Bu programdaki çekimler, İl Sağlık Müdürlüğünün ve İstanbul Kamu Hastaneleri Birliğinin her anı denetlemesi ile yapılmış. Programın amacı zaten mağduriyet yaratmak değil, yaşanan gerçek olayları, çalışma koşullarını bir belgesel niteliği ile sunmakmış. Mağduriyet yaşandığına dair herhangi bir hasta veya hasta yakını tarafından şikâyette bulunulmamış. Aksine, canlı çekimler sırasında sağlık çalışanına veya çekim ekibine yönelik kimseden bir tepki ya da şiddet davranışı da olmamış. Böyle bir kanaatin nasıl oluştuğu ile ilgili belge varsa gerekçede belirtilmesi gerekir. Ayrıca, mağduriyet oluşmasında bunun gereğini yapması gereken kurum Sağlık Bakanlığı ve meslek örgütü değil midir? Acaba RTÜK hangi bilimsel kriterlere dayanarak veya kimin bilirkişiliği ile çalışma koşullarının sınırlandırıldığını tespit etmiştir? Acil servislerimiz zaten başvuran hasta sayısına bakıldığında çok küçük alanlar. Bırakalım televizyon ekiplerini, günde 500-1.000’e varan rakamlardaki hastaların kendileri, yatamayan hastalar gibi çok sayıda neden çalışma koşullarını sınırlamış durumda.
Başka bir gerekçe: “Yayında; gerçek hayatta yaşanmış kaza, yaralanma, travma, gasp gibi olaylarda insanların acı çekme görüntülerinin açık bir şekilde yayınlandığı tespit edilmiştir.”
Her gün haberlerde acı çeken insanların görüntülerini izlemiyor muyuz? Silahla vurulup yere düşüp ölenleri, araba çarpıp motosikletinden metrelerce uzağa fırlayanları haberlerde görmek aynı şey değil mi?
Ek olarak, 6112 sayılı Kanun’un 8’inci maddesinin birinci fıkrasının (ç) bendinde belirtilen “İnsan onuruna ve özel hayatın gizliliğine saygılı olma ilkesine aykırı olamaz.” hükmünün ihlal edildiği de belirtilmiş. Tüm adı geçen kişilerin yayın için onayının alınmadan görüntülerinin verilmeyeceğini deneyimli her yayın kuruluşu mutlaka biliyordur; yayın için onay alındığını da biliyorum.

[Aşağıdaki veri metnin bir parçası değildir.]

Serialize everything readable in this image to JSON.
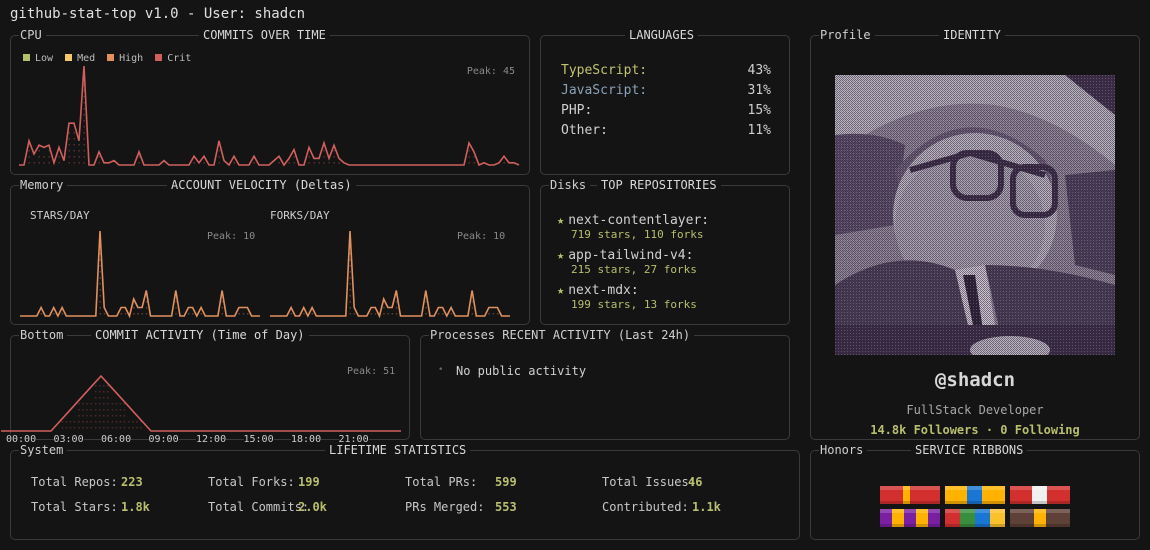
{
  "window": {
    "title": "github-stat-top v1.0 - User: shadcn"
  },
  "colors": {
    "background": "#141414",
    "border": "#3a3a3a",
    "accent_green": "#b9bf6e",
    "low": "#b3bf6a",
    "med": "#f5c86a",
    "high": "#e0915f",
    "crit": "#d0605e",
    "velocity_line": "#e0915f",
    "typescript": "#c2c46e",
    "javascript": "#8aa2b8"
  },
  "commits_panel": {
    "tag": "CPU",
    "title": "COMMITS OVER TIME",
    "legend": [
      {
        "label": "Low",
        "color": "#b3bf6a"
      },
      {
        "label": "Med",
        "color": "#f5c86a"
      },
      {
        "label": "High",
        "color": "#e0915f"
      },
      {
        "label": "Crit",
        "color": "#d0605e"
      }
    ],
    "peak_label": "Peak: 45"
  },
  "languages_panel": {
    "title": "LANGUAGES",
    "items": [
      {
        "name": "TypeScript:",
        "pct": "43%",
        "color": "#c2c46e"
      },
      {
        "name": "JavaScript:",
        "pct": "31%",
        "color": "#8aa2b8"
      },
      {
        "name": "PHP:",
        "pct": "15%",
        "color": "#d0d0d0"
      },
      {
        "name": "Other:",
        "pct": "11%",
        "color": "#d0d0d0"
      }
    ]
  },
  "identity_panel": {
    "tag": "Profile",
    "title": "IDENTITY",
    "avatar_icon": "user-avatar-dithered",
    "handle": "@shadcn",
    "role": "FullStack Developer",
    "followers": "14.8k Followers · 0 Following"
  },
  "velocity_panel": {
    "tag": "Memory",
    "title": "ACCOUNT VELOCITY (Deltas)",
    "stars_label": "STARS/DAY",
    "forks_label": "FORKS/DAY",
    "stars_peak": "Peak: 10",
    "forks_peak": "Peak: 10"
  },
  "repos_panel": {
    "tag": "Disks",
    "title": "TOP REPOSITORIES",
    "star_icon": "★",
    "items": [
      {
        "name": "next-contentlayer:",
        "stats": "719 stars, 110 forks"
      },
      {
        "name": "app-tailwind-v4:",
        "stats": "215 stars, 27 forks"
      },
      {
        "name": "next-mdx:",
        "stats": "199 stars, 13 forks"
      }
    ]
  },
  "activity_panel": {
    "tag": "Bottom",
    "title": "COMMIT ACTIVITY (Time of Day)",
    "peak_label": "Peak: 51",
    "xticks": [
      "00:00",
      "03:00",
      "06:00",
      "09:00",
      "12:00",
      "15:00",
      "18:00",
      "21:00"
    ]
  },
  "recent_panel": {
    "tag": "Processes",
    "title": "RECENT ACTIVITY (Last 24h)",
    "bullet": "•",
    "empty_text": "No public activity"
  },
  "lifetime_panel": {
    "tag": "System",
    "title": "LIFETIME STATISTICS",
    "stats": [
      {
        "label": "Total Repos:",
        "value": "223"
      },
      {
        "label": "Total Forks:",
        "value": "199"
      },
      {
        "label": "Total PRs:",
        "value": "599"
      },
      {
        "label": "Total Issues:",
        "value": "46"
      },
      {
        "label": "Total Stars:",
        "value": "1.8k"
      },
      {
        "label": "Total Commits:",
        "value": "2.0k"
      },
      {
        "label": "PRs Merged:",
        "value": "553"
      },
      {
        "label": "Contributed:",
        "value": "1.1k"
      }
    ]
  },
  "honors_panel": {
    "tag": "Honors",
    "title": "SERVICE RIBBONS",
    "ribbons": [
      {
        "name": "ribbon-1",
        "stripes": [
          [
            "#d32f2f",
            38
          ],
          [
            "#ffb300",
            12
          ],
          [
            "#d32f2f",
            50
          ]
        ]
      },
      {
        "name": "ribbon-2",
        "stripes": [
          [
            "#ffb300",
            37
          ],
          [
            "#1976d2",
            25
          ],
          [
            "#ffb300",
            38
          ]
        ]
      },
      {
        "name": "ribbon-3",
        "stripes": [
          [
            "#d32f2f",
            37
          ],
          [
            "#f0f0f0",
            25
          ],
          [
            "#d32f2f",
            38
          ]
        ]
      },
      {
        "name": "ribbon-4",
        "stripes": [
          [
            "#7b1fa2",
            20
          ],
          [
            "#ffb300",
            20
          ],
          [
            "#7b1fa2",
            20
          ],
          [
            "#ffb300",
            20
          ],
          [
            "#7b1fa2",
            20
          ]
        ]
      },
      {
        "name": "ribbon-5",
        "stripes": [
          [
            "#d32f2f",
            25
          ],
          [
            "#388e3c",
            25
          ],
          [
            "#1976d2",
            25
          ],
          [
            "#fbc02d",
            25
          ]
        ]
      },
      {
        "name": "ribbon-6",
        "stripes": [
          [
            "#5d4037",
            40
          ],
          [
            "#ffb300",
            20
          ],
          [
            "#5d4037",
            40
          ]
        ]
      }
    ]
  },
  "chart_data": [
    {
      "type": "line",
      "title": "COMMITS OVER TIME",
      "annotation": "Peak: 45",
      "legend": [
        "Low",
        "Med",
        "High",
        "Crit"
      ],
      "ylim": [
        0,
        45
      ],
      "values": [
        0,
        0,
        11,
        5,
        9,
        8,
        9,
        1,
        8,
        2,
        19,
        19,
        11,
        45,
        0,
        0,
        6,
        1,
        1,
        2,
        0,
        0,
        0,
        0,
        6,
        0,
        0,
        0,
        0,
        2,
        0,
        0,
        0,
        0,
        0,
        4,
        1,
        4,
        0,
        0,
        11,
        2,
        0,
        4,
        0,
        0,
        0,
        4,
        0,
        0,
        0,
        2,
        4,
        0,
        3,
        7,
        0,
        0,
        8,
        3,
        3,
        10,
        3,
        9,
        3,
        1,
        0,
        0,
        0,
        0,
        0,
        0,
        0,
        0,
        0,
        0,
        0,
        0,
        0,
        0,
        0,
        0,
        0,
        0,
        0,
        0,
        0,
        0,
        0,
        0,
        10,
        6,
        0,
        1,
        0,
        0,
        1,
        4,
        1,
        1,
        0
      ]
    },
    {
      "type": "line",
      "title": "STARS/DAY",
      "annotation": "Peak: 10",
      "ylim": [
        0,
        10
      ],
      "values": [
        0,
        0,
        0,
        0,
        0,
        1,
        0,
        0,
        1,
        0,
        1,
        0,
        0,
        0,
        0,
        0,
        0,
        0,
        0,
        10,
        1,
        0,
        0,
        0,
        1,
        1,
        0,
        2,
        1,
        1,
        3,
        0,
        0,
        0,
        0,
        0,
        0,
        3,
        0,
        0,
        1,
        1,
        0,
        1,
        0,
        0,
        0,
        0,
        3,
        0,
        0,
        0,
        1,
        1,
        1,
        0,
        0,
        0
      ]
    },
    {
      "type": "line",
      "title": "FORKS/DAY",
      "annotation": "Peak: 10",
      "ylim": [
        0,
        10
      ],
      "values": [
        0,
        0,
        0,
        0,
        0,
        1,
        0,
        0,
        1,
        0,
        1,
        0,
        0,
        0,
        0,
        0,
        0,
        0,
        0,
        10,
        1,
        0,
        0,
        0,
        1,
        1,
        0,
        2,
        1,
        1,
        3,
        0,
        0,
        0,
        0,
        0,
        0,
        3,
        0,
        0,
        1,
        1,
        0,
        1,
        0,
        0,
        0,
        0,
        3,
        0,
        0,
        0,
        1,
        1,
        1,
        0,
        0,
        0
      ]
    },
    {
      "type": "area",
      "title": "COMMIT ACTIVITY (Time of Day)",
      "annotation": "Peak: 51",
      "categories": [
        "00:00",
        "01:00",
        "02:00",
        "03:00",
        "04:00",
        "05:00",
        "06:00",
        "07:00",
        "08:00",
        "09:00",
        "10:00",
        "11:00",
        "12:00",
        "13:00",
        "14:00",
        "15:00",
        "16:00",
        "17:00",
        "18:00",
        "19:00",
        "20:00",
        "21:00",
        "22:00",
        "23:00"
      ],
      "values": [
        0,
        0,
        0,
        0,
        17,
        34,
        51,
        34,
        17,
        0,
        0,
        0,
        0,
        0,
        0,
        0,
        0,
        0,
        0,
        0,
        0,
        0,
        0,
        0
      ],
      "ylim": [
        0,
        51
      ]
    }
  ]
}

Sağlık ile ilgili, özellikle de sağlık çalışanları hakkında negatif haberler her gün gazete ve televizyonlarda yer almakta. Bu haberler, çoğu kez yanlış bilgilerin verilmesi, bilimsel olmayan yorumların yapılması ve olumlu hiçbir şey yapılmıyormuş gibi bir düşünce yaratılması ile halkı sağlık çalışanlarına karşı şiddete teşvikten öteye gitmiyor.

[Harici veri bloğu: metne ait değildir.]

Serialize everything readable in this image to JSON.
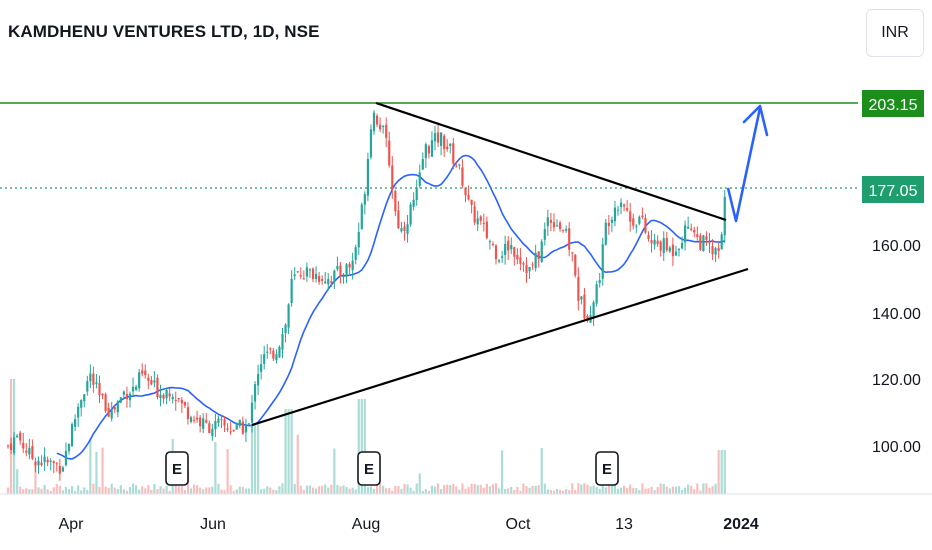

Ülkemizde trafik kazaları, ateşli silah yaralanmaları, darp-cebir, ani ölümler, madde bağımlılığı gibi göz ardı edemeyeceğimiz, sağlığımızı ve hayatımızı tehdit eden gerçekler var. Bu gerçekleri bir belgesel akışı içinde paylaşmak, daha da önemlisi bu gerçeklere karşı özveri ile çalışan sağlık personellerinin yaşadıklarını, çalışma koşullarını sunmak, ülkemiz için olumsuz sonuçlar yaratmak yerine acil sağlık hizmetlerimizdeki gerçekleri görebilmek için uyanmamıza neden olacaktır. Bu ceza nedeni ile de bundan sonra halkımıza acil sağlık hizmetleri ile ilişkili gerçekleri anlatan bir başka program sanırım olmayacaktır.